I will never forget the moment when, at 15 years old, I decided I wanted to die. We were on vacation in Colorado Springs, CO with family friends. It was supposed to be a time of rest and refreshment but I felt only rejection and pain. I was lost among the cacophony of people. I felt unimportant, unloved, and insignificant. I crawled behind one of the beds of our friends and lay down. I closed my eyes. And then I prayed for God to let me die. And I meant every single word. “Please, God. Stop my heart. I can’t bear the pain any more. I just want it to stop.” And while some will say that an overly emotional teenager is perfectly normal and that I didn’t really have serious problems, well, you weren’t there and you didn’t feel what I felt. Otherwise you wouldn’t say such a thing. That moment is etched on my brain as one of the defining moments of my life. First, because God obviously did not answer my prayer. And second, because his refusal to meet my demands caused me to wonder if he even existed, and if he cared about me at all. I figured that maybe he wanted me to suffer. And everything I had been taught about his love and grace was a lie.

“As a father shows compassion to his children, so the Lord shows compassion to those who fear him. For he knows our frame; he remembers that we are dust.” -Psalm 103:13-14

There have been many times in my life where I felt like abandoning my faith. I felt like a ship sailing through an ocean of pain with no port of call in sight. And with the waves whipping and the rain beating down, I turned away from the one who would save me. After all, the world has a lot to offer by way of distractions. But distractions are by definition, temporary. They don’t satisfy the deep longings of my soul. Food was a distraction for a long time. But it was a double edged sword because while it numbed the pain, it also made it worse. Even living a healthy lifestyle has had its pitfalls. Pride and vanity have at times jockeyed for the upper hand, but God–with his infinite patience–has always called me back with his great love and care for me. I really can’t give myself any credit for where I am because–in case you haven’t noticed–I’m kind of a goof.

So maybe you are reading this and you think I’m a religious weirdo. I’m sorry. And I hope my imperfect faith doesn’t make you uncomfortable. But maybe, just maybe you are wondering why in the world anyone would believe in God and, to go a step further, want to have a relationship with Him? Well, read on.

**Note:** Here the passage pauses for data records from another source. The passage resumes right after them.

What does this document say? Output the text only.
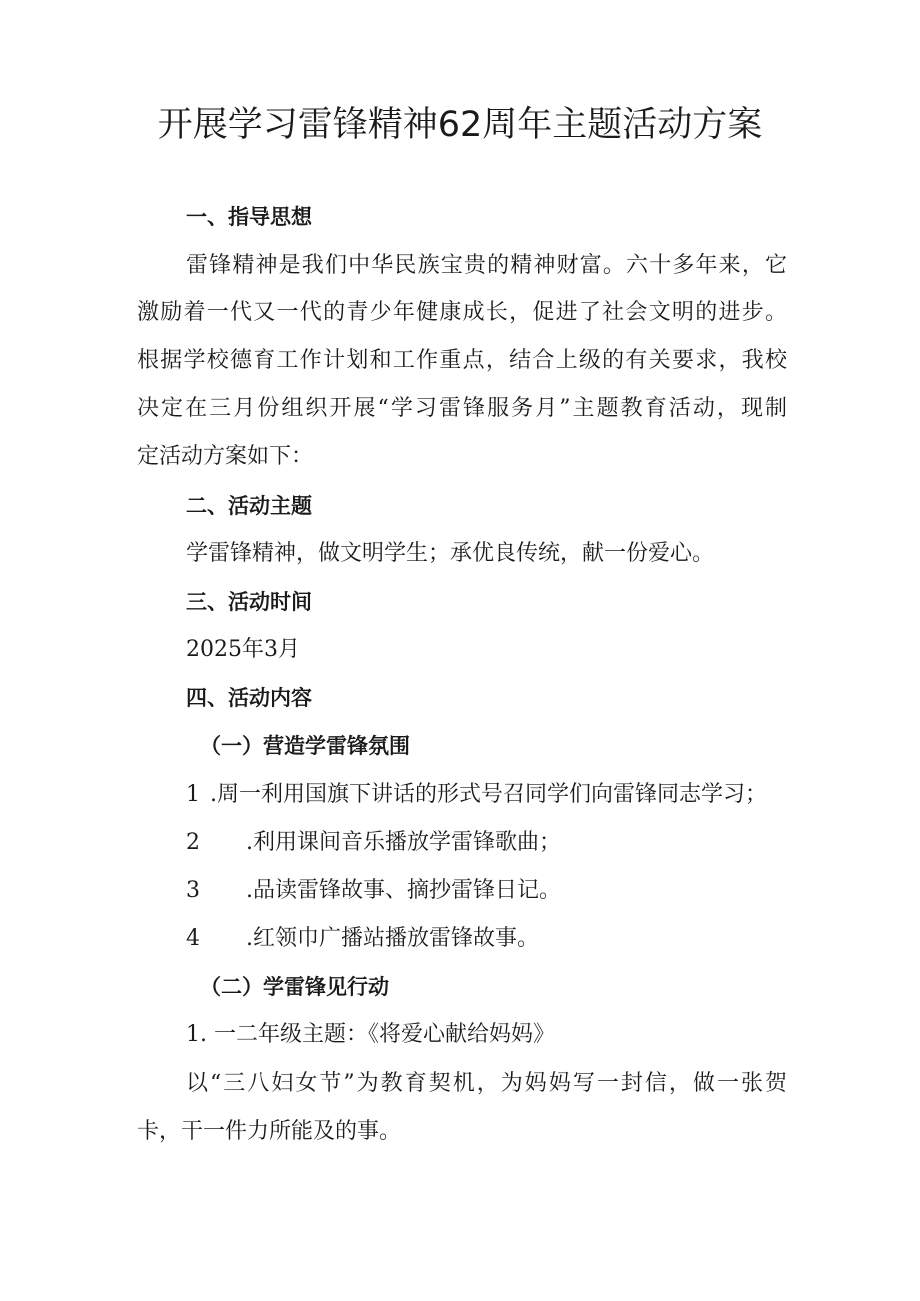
开展学习雷锋精神62周年主题活动方案

一、指导思想

雷锋精神是我们中华民族宝贵的精神财富。六十多年来，它

激励着一代又一代的青少年健康成长，促进了社会文明的进步。

根据学校德育工作计划和工作重点，结合上级的有关要求，我校

决定在三月份组织开展“学习雷锋服务月”主题教育活动，现制

定活动方案如下：

二、活动主题

学雷锋精神，做文明学生；承优良传统，献一份爱心。

三、活动时间

2025年3月

四、活动内容

（一）营造学雷锋氛围

1 .周一利用国旗下讲话的形式号召同学们向雷锋同志学习；

2 .利用课间音乐播放学雷锋歌曲；

3 .品读雷锋故事、摘抄雷锋日记。

4 .红领巾广播站播放雷锋故事。

（二）学雷锋见行动

1. 一二年级主题：《将爱心献给妈妈》

以“三八妇女节”为教育契机，为妈妈写一封信，做一张贺

卡，干一件力所能及的事。
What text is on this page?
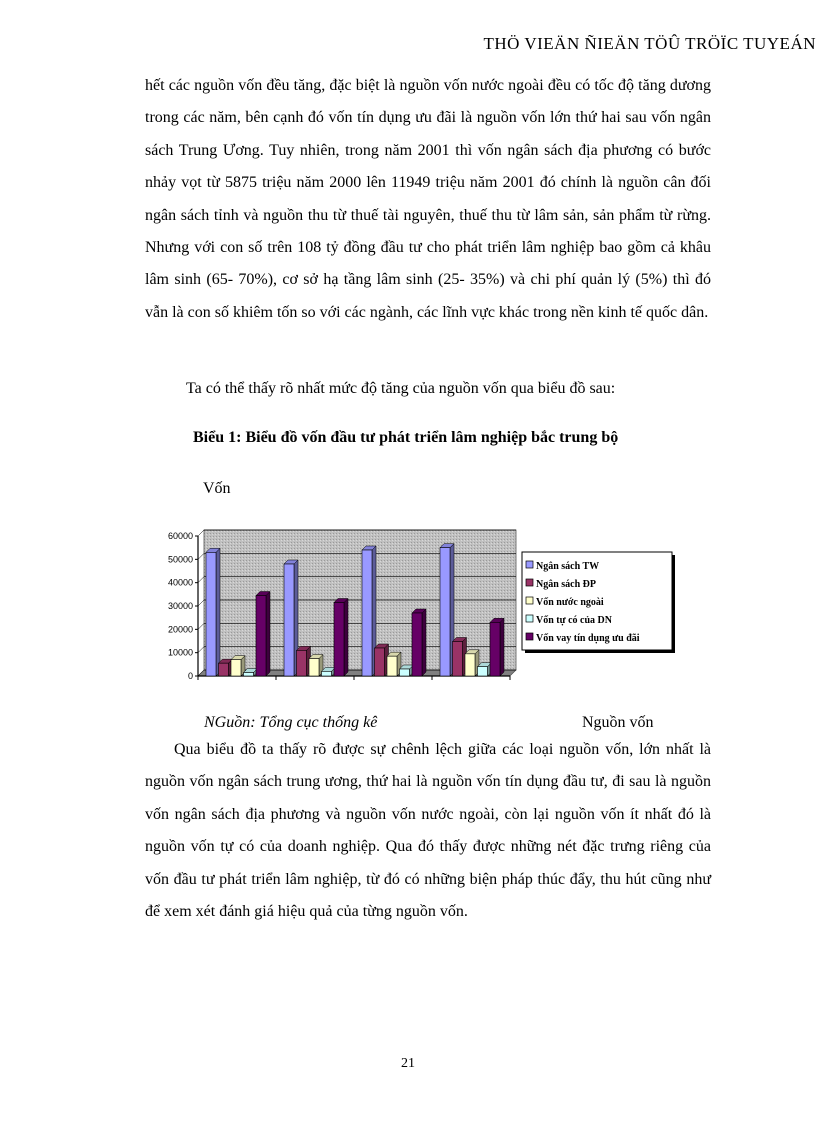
THÖ VIEÄN ÑIEÄN TÖÛ TRÖÏC TUYEÁN

hết các nguồn vốn đều tăng, đặc biệt là nguồn vốn nước ngoài đều có tốc độ tăng dương trong các năm, bên cạnh đó vốn tín dụng ưu đãi là nguồn vốn lớn thứ hai sau vốn ngân sách Trung Ương. Tuy nhiên, trong năm 2001 thì vốn ngân sách địa phương có bước nhảy vọt từ 5875 triệu năm 2000 lên 11949 triệu năm 2001 đó chính là nguồn cân đối ngân sách tỉnh và nguồn thu từ thuế tài nguyên, thuế thu từ lâm sản, sản phẩm từ rừng. Nhưng với con số trên 108 tỷ đồng đầu tư cho phát triển lâm nghiệp bao gồm cả khâu lâm sinh (65- 70%), cơ sở hạ tầng lâm sinh (25- 35%) và chi phí quản lý (5%) thì đó vẫn là con số khiêm tốn so với các ngành, các lĩnh vực khác trong nền kinh tế quốc dân.

Ta có thể thấy rõ nhất mức độ tăng của nguồn vốn qua biểu đồ sau:

Biểu 1: Biểu đồ vốn đầu tư phát triển lâm nghiệp bắc trung bộ

Vốn

0
10000
20000
30000
40000
50000
60000
Ngân sách TW
Ngân sách ĐP
Vốn nước ngoài
Vốn tự có của DN
Vốn vay tín dụng ưu đãi

NGuồn: Tổng cục thống kê	Nguồn vốn

Qua biểu đồ ta thấy rõ được sự chênh lệch giữa các loại nguồn vốn, lớn nhất là nguồn vốn ngân sách trung ương, thứ hai là nguồn vốn tín dụng đầu tư, đi sau là nguồn vốn ngân sách địa phương và nguồn vốn nước ngoài, còn lại nguồn vốn ít nhất đó là nguồn vốn tự có của doanh nghiệp. Qua đó thấy được những nét đặc trưng riêng của vốn đầu tư phát triển lâm nghiệp, từ đó có những biện pháp thúc đẩy, thu hút cũng như để xem xét đánh giá hiệu quả của từng nguồn vốn.

21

When I was little, I used to steal cookies from the cookie jar. I would get up in the middle of the night and carefully climb onto the kitchen counter and remove the lid. Then I would quietly remove handfuls of cookies and sneak them into my bed. I knew if my mother caught me there would be hell to pay, but I couldn’t resist the urge to take them. I wanted cookies more than a trip to Disney-world and that’s saying something. In truth, food was all I ever thought about. As I grew up, this need for fulfillment only grew stronger. The bottomless hole in my heart and stomach became ever more cavernous no matter how full my belly was. The more I ate, the more guilty and out of control I felt. I suppose that is why I hate food advertisements. For years I followed their beck and call and indulged myself with abandon. But I was never satisfied. And I am so ashamed to write all of that. So it is without a doubt significant that the only thing that has ever comforted or calmed me has been Jesus. And maybe it’s cheesy and Hallmark Hall of Famey, but it’s real for me. He is the only reason I was able to lose the weight. He gives me hope when I have none, and he fills the cobwebby places in my heart that cookies cannot touch with a love so wonderful and beautiful and pure that I know it has to be real. He soothes my troubled heart with peace I can’t really explain. And sometimes I feel like I’m so full I could just burst.

Following Jesus is a journey that is as much baffling as it is beautiful. And all someone need do is call out to him for help and he is there. Maybe not in the way we expect, but He is there.

This world is full of disappointment, sorrow and pain. It infects our lives like cancer and eats away at our hope. But when the ship is going down, and the waves are so big you are certain you will drown, remember there is a life raft you can reach out to.